También debo detenerme un instante en la afirmación que sostiene que este
acontecimiento no puede mejorar porque así es como sucedió realmente. El único modo
de convertir algo que sucedió realmente en algo que sucede en el papel es atacarlo desde
el comienzo del mismo modo que un cachorro ataca un zapato viejo. Hay que sacudirlo,
gruñirle, abalanzarse sobre ello desde distintos ángulos. Quizá el pequeño y sencillo
incidente que estás ansioso por convertir en ficción cobrará una fuerza del todo nueva si
la escribes dándole la vuelta, o de dentro hacia fuera, o empezando por el final; muchas
de las historias que no funcionan como un relato lineal fluyen a la perfección si
comienzas por el final; me estoy refiriendo a explicar el final en primer lugar y luego
dejar que la historia se despliegue, dando las explicaciones que hagan plausible la
historia.

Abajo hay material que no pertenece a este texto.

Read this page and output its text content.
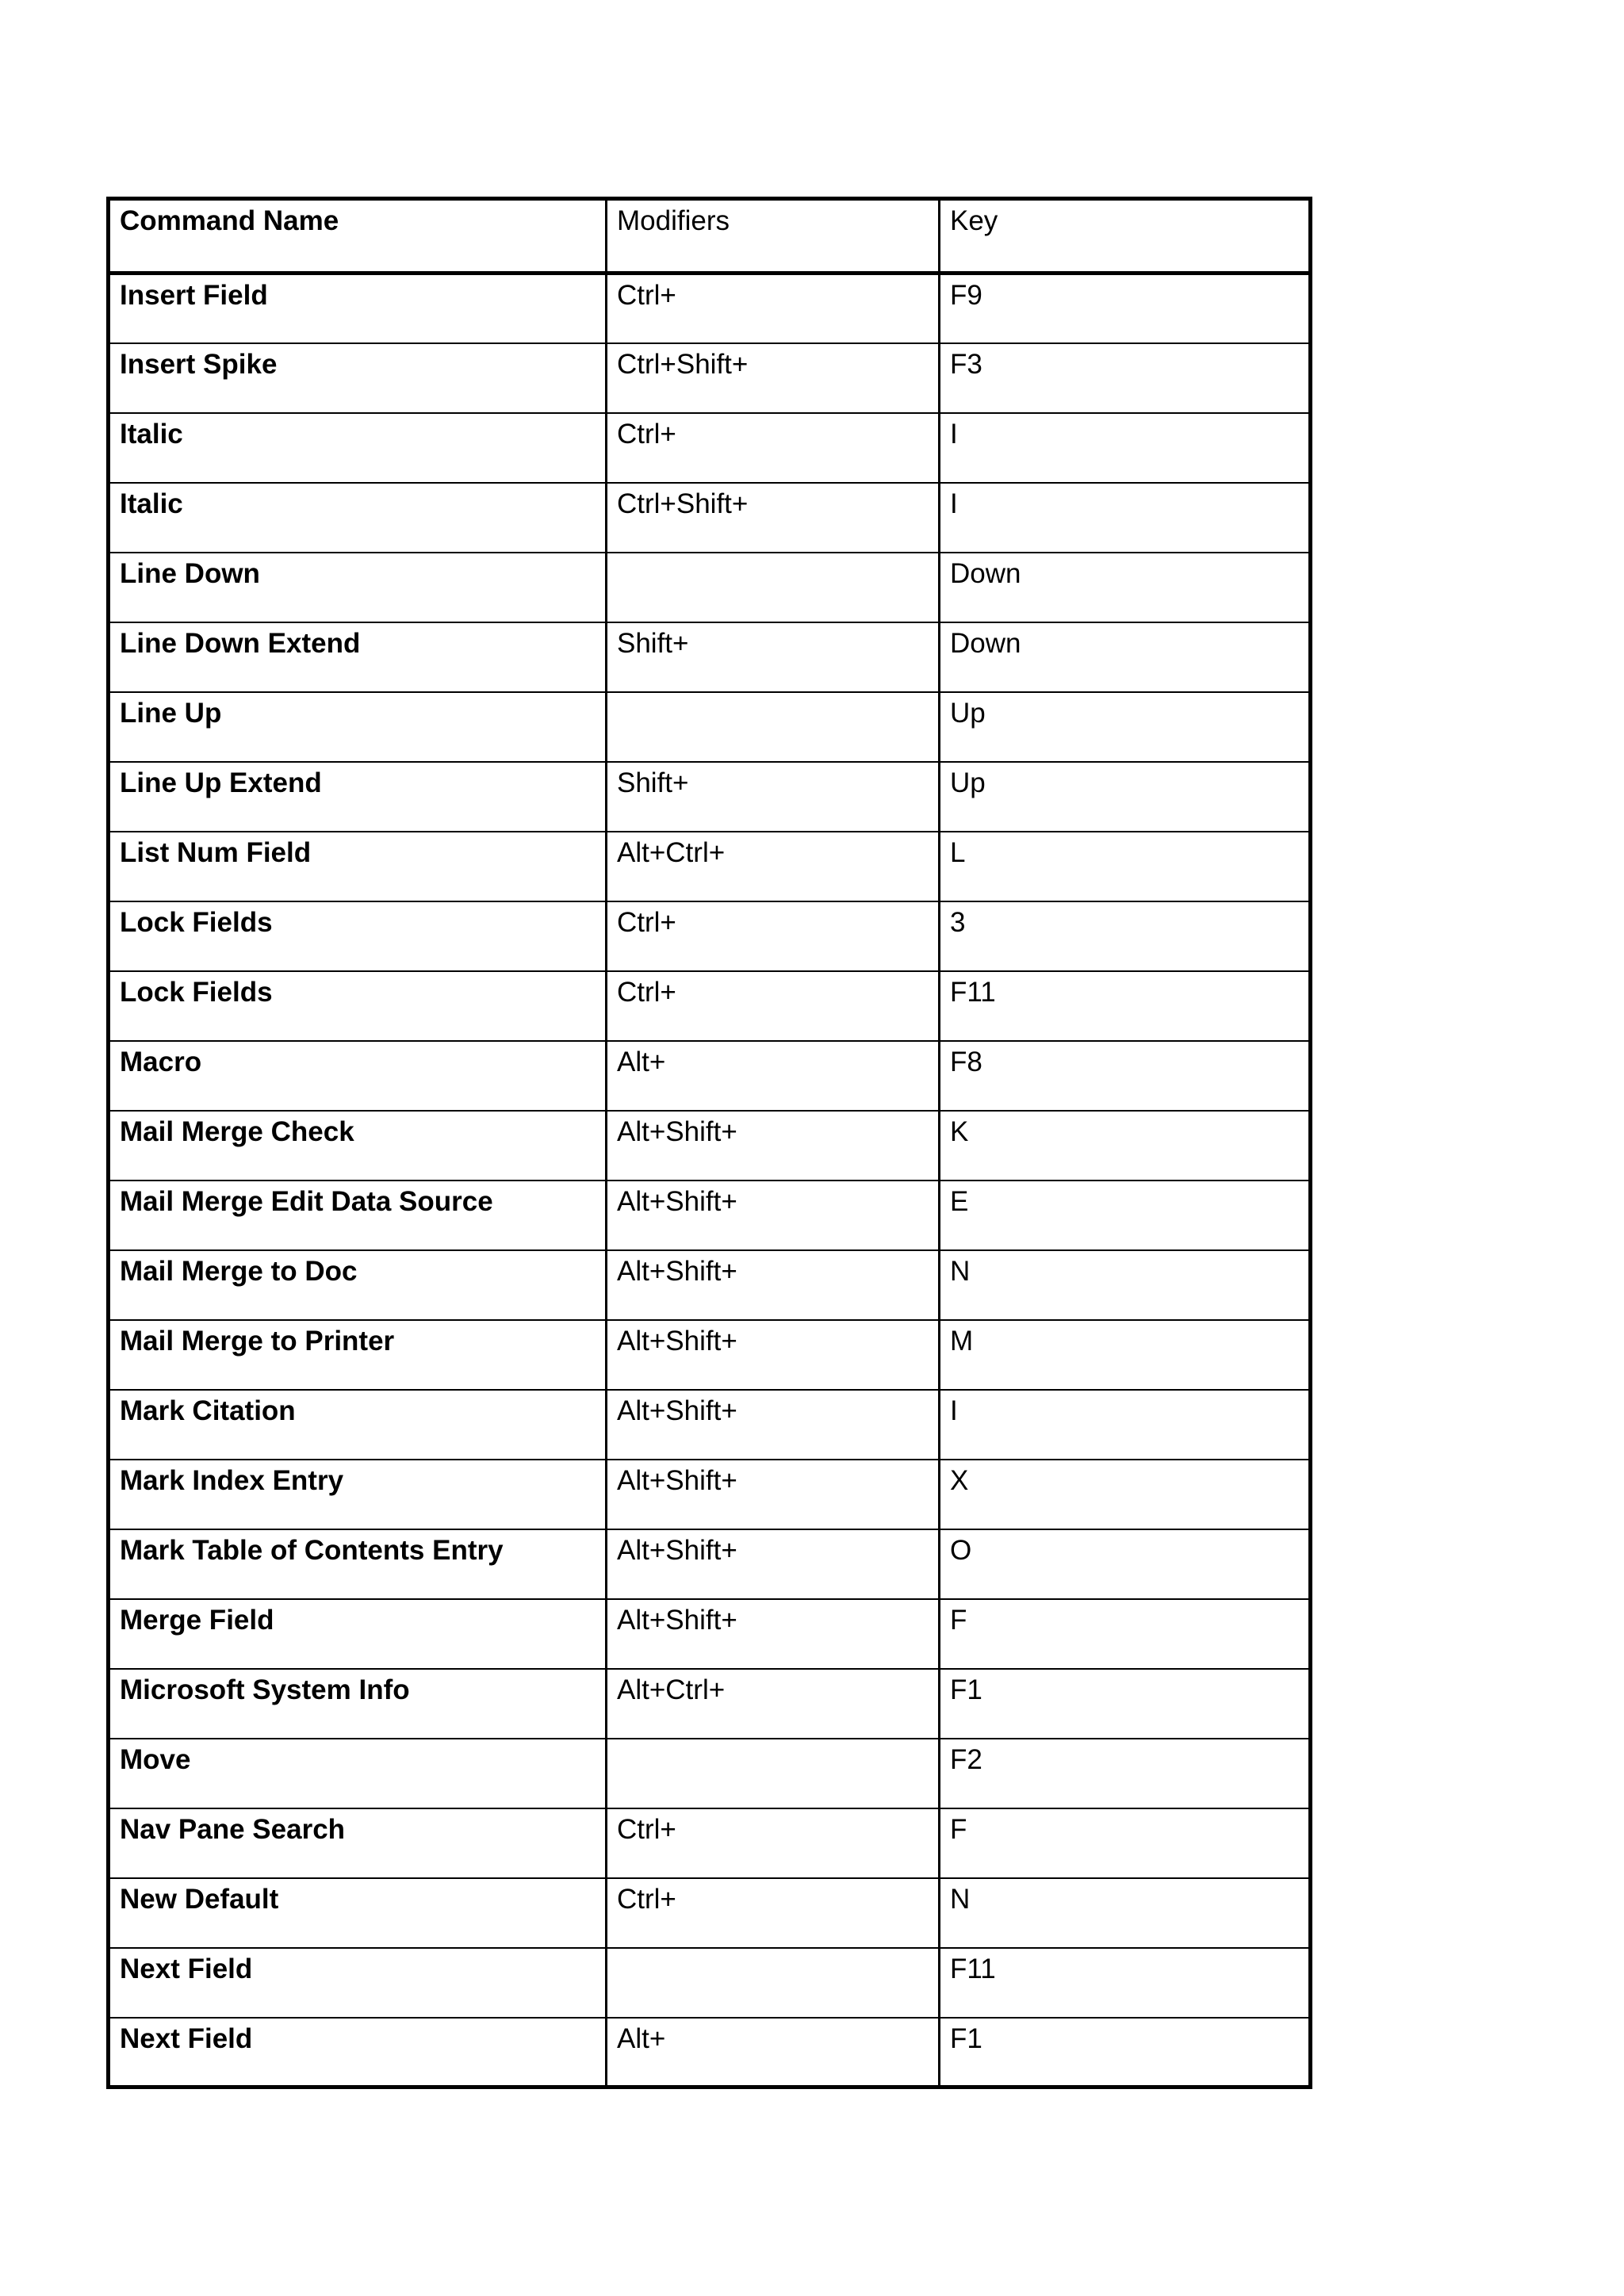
Command Name	Modifiers	Key
Insert Field	Ctrl+	F9
Insert Spike	Ctrl+Shift+	F3
Italic	Ctrl+	I
Italic	Ctrl+Shift+	I
Line Down		Down
Line Down Extend	Shift+	Down
Line Up		Up
Line Up Extend	Shift+	Up
List Num Field	Alt+Ctrl+	L
Lock Fields	Ctrl+	3
Lock Fields	Ctrl+	F11
Macro	Alt+	F8
Mail Merge Check	Alt+Shift+	K
Mail Merge Edit Data Source	Alt+Shift+	E
Mail Merge to Doc	Alt+Shift+	N
Mail Merge to Printer	Alt+Shift+	M
Mark Citation	Alt+Shift+	I
Mark Index Entry	Alt+Shift+	X
Mark Table of Contents Entry	Alt+Shift+	O
Merge Field	Alt+Shift+	F
Microsoft System Info	Alt+Ctrl+	F1
Move		F2
Nav Pane Search	Ctrl+	F
New Default	Ctrl+	N
Next Field		F11
Next Field	Alt+	F1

En la historia de la colcha, por supuesto, todo el montaje se desmoronaría si
intentáramos escribirla empezando por el final; a no ser que el final sea realmente la
chica que escribió la historia en primer lugar, y no introduciría a gente real porque ella
era uno de ellos. Veamos qué sucede con la historia en este caso: se convierte en una
historia sobre un conflicto de lealtades, la historia de una chica que ama su pueblo natal
y, sin embargo, después de dejarlo atrás, también siente cierta simpatía por la forastera,
la melancólica mujer que no pertenece a ningún lugar. Si hacemos que la historia vaya
de dentro hacia fuera, como yo lo llamo, podemos abandonar por un momento la feria
de la iglesia y la rifa, darle dos hijos a la visita veraniega, colocar a estos dos niños
pequeños en los márgenes de la multitud, digamos, por ejemplo, en el riachuelo,
jugando con algunos de los niños del pueblo y dejar que su amigable juego quede en un
primer plano frente a la rifa en un segundo plano, contrastando el juego de los niños con
el recelo y el odio que va gestándose entre los mayores. O supongamos que queremos
que la historia vaya de fuera hacia dentro: ¿qué tal hacer que la visita veraniega sea una
mujer bastante estúpida que está decidida a ganar la colcha y hacer algunas maniobras
despóticas para asegurarse de que la gana? Al cambiar el foco de atención y el ángulo
de este pequeño argumento podemos hacerle decir prácticamente cualquier cosa que
queramos. No hay ninguna necesidad de preocuparse por si algo de todo esto es verdad
o sucedió en realidad; es tan verdadero como tú lo construyas. Lo importante es que sea
verdad en la historia, y que en efecto suceda allí.